Distributing inspection requires that the inspection equipment be
- Easy to deploy for inspection of components, subassemblies, and devices
- Readily re-taskable to handle product variations or new target inspection areas
- Compact and not disruptive to the existing production workflow
The Cytons are used for inspection in two ways, either to present components and devices to an inspection camera or by doing direct inspection with an arm-mounted camera.
For example, one customer had been performing manual inspection of devices and wanted to add automated inspection. Automated inspection could ensure consistent quality assessment and detect subtle defects difficult for a person to perceive.
One constraint for automation was that it readily integrate with the current manual production process. Workstations on either side of the inspection station involve manual assembly. In their prior process, a person would perform assembly and then place a subassembly in an output tray within reach of the inspector. The inspector would leave approved subassemblies in an output tray for pick up by the downstream assembler. Subassemblies could be freely placed on the trays, minimizing distraction from the assembler’s focus on the intricate assembly work.
For the Cyton AOI inspection solution, the Cyton was trained to recognize and grasp the subassemblies using the on-arm camera, then present the subassemblies to an inspection camera. Based on the inspection result, the Cyton places the subsassembly in the ‘OK’ output buffer or in a defect output area. The assemblers upstream and downstream of the inspection cell could freely place and pickup the subassemblies as before. No fixturing or precise placement of the input subassemblies was required.
The compact footprint of the Cyton actually reduced the size of the inspection station. In addition, the Cyton would pick and place from an open table, and then insert and hold the subassemblies in a light-shielded chamber for inspection. This open table space, coupled with the easy reprogramming of the arm, allows rapid re-allocation of Input vs. Output buffers or ‘OK’ vs. ‘Defect’ buffer areas on the table.
Sometimes retasking is a planned need, expected when new product variations are introduced to the production line. Often, though, retasking is an immediate need in response to a discovery about the device being produced. For example, during one recent new product introduction (NPI), inspection was planned for a set of key surfaces on a mobile device. As part of the NPI process, the customer decided to add inspection within a battery compartment of the mobile device. This required an entirely new set of view angles, none aligned with the prior views used for surface cosmetic inspection. With the Cyton-based AOI inspection system, a motion path was added to present the device to the inspection camera at just the right view angles. This update required less than a day to setup and test. No change to the inspection station hardware was required.

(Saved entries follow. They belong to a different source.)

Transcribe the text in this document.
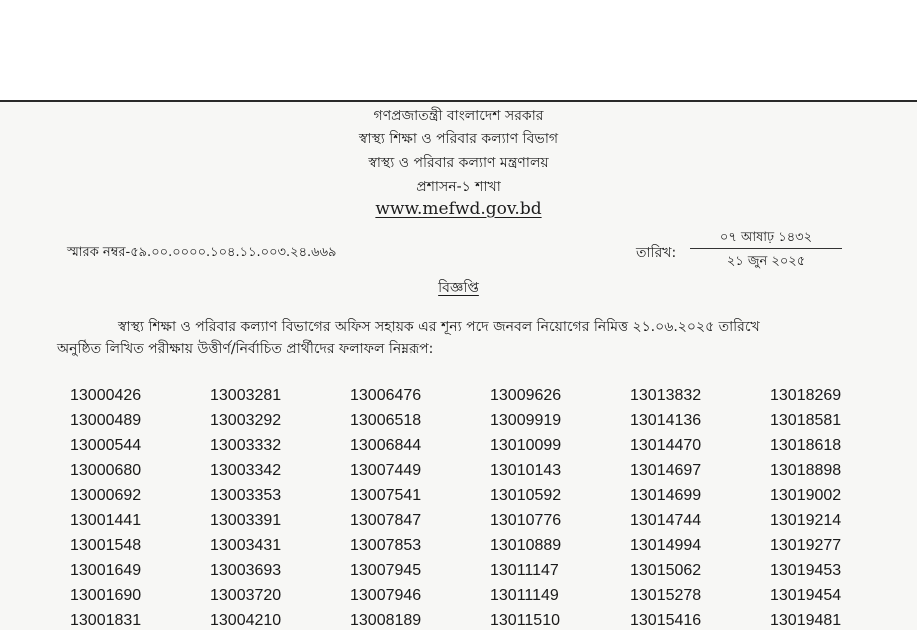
গণপ্রজাতন্ত্রী বাংলাদেশ সরকার
স্বাস্থ্য শিক্ষা ও পরিবার কল্যাণ বিভাগ
স্বাস্থ্য ও পরিবার কল্যাণ মন্ত্রণালয়
প্রশাসন-১ শাখা
www.mefwd.gov.bd
স্মারক নম্বর-৫৯.০০.০০০০.১০৪.১১.০০৩.২৪.৬৬৯	তারিখ:
০৭ আষাঢ় ১৪৩২
২১ জুন ২০২৫
বিজ্ঞপ্তি
স্বাস্থ্য শিক্ষা ও পরিবার কল্যাণ বিভাগের অফিস সহায়ক এর শূন্য পদে জনবল নিয়োগের নিমিত্ত ২১.০৬.২০২৫ তারিখে
অনুষ্ঠিত লিখিত পরীক্ষায় উত্তীর্ণ/নির্বাচিত প্রার্থীদের ফলাফল নিম্নরূপ:
13000426	13003281	13006476	13009626	13013832	13018269
13000489	13003292	13006518	13009919	13014136	13018581
13000544	13003332	13006844	13010099	13014470	13018618
13000680	13003342	13007449	13010143	13014697	13018898
13000692	13003353	13007541	13010592	13014699	13019002
13001441	13003391	13007847	13010776	13014744	13019214
13001548	13003431	13007853	13010889	13014994	13019277
13001649	13003693	13007945	13011147	13015062	13019453
13001690	13003720	13007946	13011149	13015278	13019454
13001831	13004210	13008189	13011510	13015416	13019481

In contrast, our customer estimated that adding the new views with a traditional inspection station would have required a hardware modification and 2+ weeks of effort.
In other automated inspection systems with the Cyton, an on-arm machine vision camera is swept over the inspection target. The Cyton’s 7 axes and the built-in Actin robotic control enables the arm to look at devices by scanning over them, orbiting around them, or reaching inside and looking around. The Cyton capabilities are particularly beneficial for components and devices with 3D structure. The ability to look at subcomponents and device surfaces from a variety of angles can be critical for finding partially hidden or subtle defects.